AB Science has received approval from the European Medicines Agency (EMA) to extend the shelf life of its veterinary cancer medicine MASIVET from 36 months to 48 months. The extension applies specifically to the 50mg tablet strength of MASIVET currently available throughout the European Union.
Treatment Indication and Mechanism
MASIVET is approved for treating non-resectable mast cell tumors in dogs, specifically Grade 2 or 3 tumors with confirmed mutations in the c-kit tyrosine kinase receptor. The drug represents a targeted therapy approach for canine oncology, focusing on specific molecular pathways involved in tumor development and progression.
Clinical and Practical Impact
The shelf-life extension provides significant practical benefits for veterinary cancer care. According to AB Science, this regulatory change offers patients, caregivers, and the company greater flexibility in adjusting inventory levels to meet current and future demand while reducing the risk of product expiration.

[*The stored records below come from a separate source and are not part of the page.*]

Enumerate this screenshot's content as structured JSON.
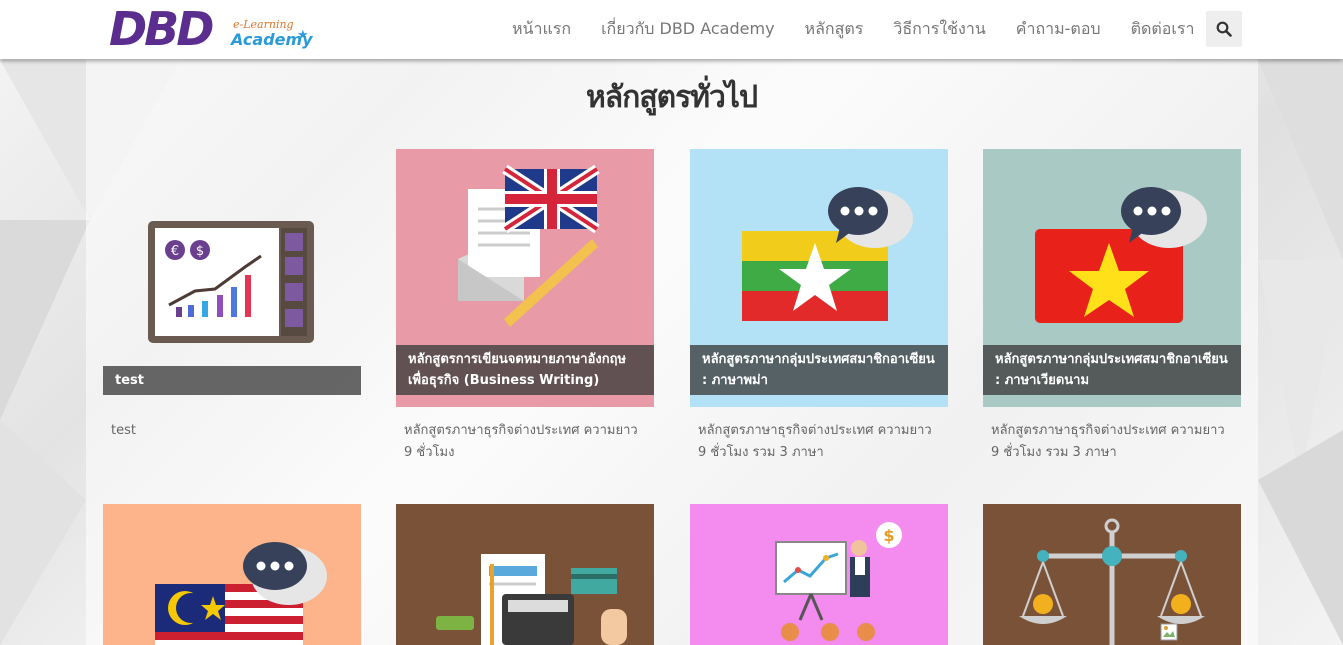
{
  "header": {
    "logo": {
      "main": "DBD",
      "sub1": "e-Learning",
      "sub2": "Academy"
    },
    "nav": [
      {
        "label": "หน้าแรก"
      },
      {
        "label": "เกี่ยวกับ DBD Academy"
      },
      {
        "label": "หลักสูตร"
      },
      {
        "label": "วิธีการใช้งาน"
      },
      {
        "label": "คำถาม-ตอบ"
      },
      {
        "label": "ติดต่อเรา"
      }
    ],
    "search_icon": "search-icon"
  },
  "page": {
    "title": "หลักสูตรทั่วไป"
  },
  "courses": [
    {
      "title": "test",
      "description": "test",
      "bg": "#ffffff",
      "icon": "finance-board-icon"
    },
    {
      "title": "หลักสูตรการเขียนจดหมายภาษาอังกฤษเพื่อธุรกิจ (Business Writing)",
      "description": "หลักสูตรภาษาธุรกิจต่างประเทศ ความยาว 9 ชั่วโมง",
      "bg": "#e89ba6",
      "icon": "uk-letter-icon"
    },
    {
      "title": "หลักสูตรภาษากลุ่มประเทศสมาชิกอาเซียน : ภาษาพม่า",
      "description": "หลักสูตรภาษาธุรกิจต่างประเทศ ความยาว 9 ชั่วโมง รวม 3 ภาษา",
      "bg": "#b3e2f7",
      "icon": "myanmar-flag-icon"
    },
    {
      "title": "หลักสูตรภาษากลุ่มประเทศสมาชิกอาเซียน : ภาษาเวียดนาม",
      "description": "หลักสูตรภาษาธุรกิจต่างประเทศ ความยาว 9 ชั่วโมง รวม 3 ภาษา",
      "bg": "#a9c9c4",
      "icon": "vietnam-flag-icon"
    },
    {
      "title": "",
      "description": "",
      "bg": "#fdb48b",
      "icon": "malaysia-flag-icon"
    },
    {
      "title": "",
      "description": "",
      "bg": "#7a5238",
      "icon": "accounting-icon"
    },
    {
      "title": "",
      "description": "",
      "bg": "#f48cf0",
      "icon": "presentation-icon"
    },
    {
      "title": "",
      "description": "",
      "bg": "#7a5238",
      "icon": "scale-icon"
    }
  ]
}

The extended shelf life ensures continuity of treatment access across all EU countries where MASIVET is currently marketed. This development supports veterinarians in maintaining consistent treatment availability for their canine cancer patients, addressing a critical need in veterinary oncology where treatment interruptions can significantly impact patient outcomes.
Regulatory Significance
The EMA's approval of the shelf-life extension reflects the agency's confidence in the drug's stability profile over the extended storage period. This type of regulatory approval requires comprehensive stability data demonstrating that the drug maintains its potency, safety, and quality characteristics throughout the extended shelf life.
For veterinary practices and distributors, the longer shelf life reduces inventory management challenges and potential waste from expired products, ultimately supporting more efficient distribution of this specialized cancer treatment across the European market.